Ceviche/Mais/Spaghetti – Un viaggio dall’Italia al Sudamerica
Ci sono piatti che raccontano una storia, altri che diventano essi stessi un linguaggio. “Ceviche, mais, spaghetti” di Roy Caceres è entrambe le cose: una sintesi di identità e di memoria, un ponte ideale tra Roma e Bogotà, tra l’Italia e il Sudamerica. È un piatto che parla di radici e di trasformazioni, di contaminazioni felici, di quella curiosità che è da sempre il motore della cucina dello chef colombiano, da anni tra i protagonisti più originali della scena gastronomica italiana.
Il racconto di un incontro
Il titolo stesso è già un manifesto: Ceviche, mais, spaghetti. Tre parole, tre mondi. Il ceviche, piatto simbolo del Sudamerica, incontra la pasta, emblema della cucina italiana, e il mais, ingrediente ancestrale che appartiene alla cultura latinoamericana tanto quanto al ricordo personale di Caceres. Ma non è una semplice fusione di elementi: è un incontro ragionato, sensoriale, che si costruisce su sapori, consistenze, memorie e fermentazioni.
La pasta è fredda, acidula, quasi un corpo vivo, condita con succo di mais lattofermentato che le dona un carattere complesso e vibrante. Tra i fili degli spaghetti si intrecciano alghe, che richiamano visivamente la forma della pasta ma aggiungono note marine e minerali. Ci sono poi semi di coriandolo tostati, a dare calore e profondità aromatica, e un pestato di jalapeño, prezzemolo, lime e rape provenienti dall’orto di Ardea, dove la natura è parte integrante del pensiero gastronomico di Caceres. A chiudere, un olio al cipollotto, che lega il tutto con eleganza e freschezza
La filosofia del gusto
Nel piatto si riconosce perfettamente la filosofia di Roy Caceres: il rispetto per il prodotto, la curiosità per la tecnica, e la volontà di creare esperienze più che ricette. La fermentazione, elemento cardine della sua cucina, diventa strumento di ricerca e racconto. Il succo di mais lattofermentato non è solo un condimento, ma un gesto di vita, un processo naturale che trasforma e rivela. È una metafora della stessa identità dello chef: trasformata, arricchita, sempre in movimento.

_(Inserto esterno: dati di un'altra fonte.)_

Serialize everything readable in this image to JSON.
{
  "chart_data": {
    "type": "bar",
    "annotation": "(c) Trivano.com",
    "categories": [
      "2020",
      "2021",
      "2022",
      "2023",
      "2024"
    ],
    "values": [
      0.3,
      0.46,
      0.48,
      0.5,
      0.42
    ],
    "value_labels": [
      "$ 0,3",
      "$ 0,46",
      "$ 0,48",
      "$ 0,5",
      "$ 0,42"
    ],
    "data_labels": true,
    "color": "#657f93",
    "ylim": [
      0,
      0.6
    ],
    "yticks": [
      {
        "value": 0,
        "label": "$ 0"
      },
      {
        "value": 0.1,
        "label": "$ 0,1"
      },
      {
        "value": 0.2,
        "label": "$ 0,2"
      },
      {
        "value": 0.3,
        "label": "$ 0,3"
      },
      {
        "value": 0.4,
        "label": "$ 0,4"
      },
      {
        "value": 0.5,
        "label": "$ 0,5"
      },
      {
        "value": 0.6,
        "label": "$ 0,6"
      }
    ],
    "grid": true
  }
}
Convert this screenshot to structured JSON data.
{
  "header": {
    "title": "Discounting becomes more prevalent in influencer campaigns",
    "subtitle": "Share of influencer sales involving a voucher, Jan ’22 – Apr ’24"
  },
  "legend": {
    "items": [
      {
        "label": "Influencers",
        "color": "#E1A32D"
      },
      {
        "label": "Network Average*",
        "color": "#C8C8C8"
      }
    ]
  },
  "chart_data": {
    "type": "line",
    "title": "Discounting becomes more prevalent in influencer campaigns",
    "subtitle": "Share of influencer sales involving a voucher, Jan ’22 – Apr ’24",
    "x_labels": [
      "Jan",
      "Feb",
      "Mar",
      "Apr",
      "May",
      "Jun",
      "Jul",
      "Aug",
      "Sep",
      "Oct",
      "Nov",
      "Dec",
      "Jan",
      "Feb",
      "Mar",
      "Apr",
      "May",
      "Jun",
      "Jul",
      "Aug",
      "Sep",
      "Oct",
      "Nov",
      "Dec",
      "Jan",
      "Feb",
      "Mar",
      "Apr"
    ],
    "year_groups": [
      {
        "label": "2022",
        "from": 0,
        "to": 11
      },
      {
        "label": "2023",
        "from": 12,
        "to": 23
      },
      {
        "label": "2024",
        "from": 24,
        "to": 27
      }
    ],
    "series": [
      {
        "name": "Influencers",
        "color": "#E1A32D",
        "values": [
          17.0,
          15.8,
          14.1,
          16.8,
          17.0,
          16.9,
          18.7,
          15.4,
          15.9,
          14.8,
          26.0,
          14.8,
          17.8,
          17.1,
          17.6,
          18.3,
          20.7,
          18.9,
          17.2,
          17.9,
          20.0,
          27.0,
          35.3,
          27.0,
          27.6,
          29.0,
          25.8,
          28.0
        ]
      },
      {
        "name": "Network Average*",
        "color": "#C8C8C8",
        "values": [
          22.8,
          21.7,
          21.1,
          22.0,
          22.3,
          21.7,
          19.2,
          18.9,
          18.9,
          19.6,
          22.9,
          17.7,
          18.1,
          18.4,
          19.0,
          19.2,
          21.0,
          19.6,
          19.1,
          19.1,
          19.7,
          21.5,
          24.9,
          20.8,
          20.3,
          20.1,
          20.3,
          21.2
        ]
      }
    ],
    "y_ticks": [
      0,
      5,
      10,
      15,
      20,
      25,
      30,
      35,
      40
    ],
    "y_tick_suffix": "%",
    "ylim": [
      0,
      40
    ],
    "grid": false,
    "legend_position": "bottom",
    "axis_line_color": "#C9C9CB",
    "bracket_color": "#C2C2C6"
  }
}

Per Caceres, ogni ingrediente ha una voce, e il compito del cuoco è farla emergere senza sovrastarla. Così il piatto, pur nella sua complessità tecnica, rimane leggibile e sincero: l’acidità del ceviche, la dolcezza del mais, la familiarità della pasta italiana. Tutto convive in equilibrio, in un racconto che non ha bisogno di spiegazioni, ma che parla direttamente al palato e alla memoria.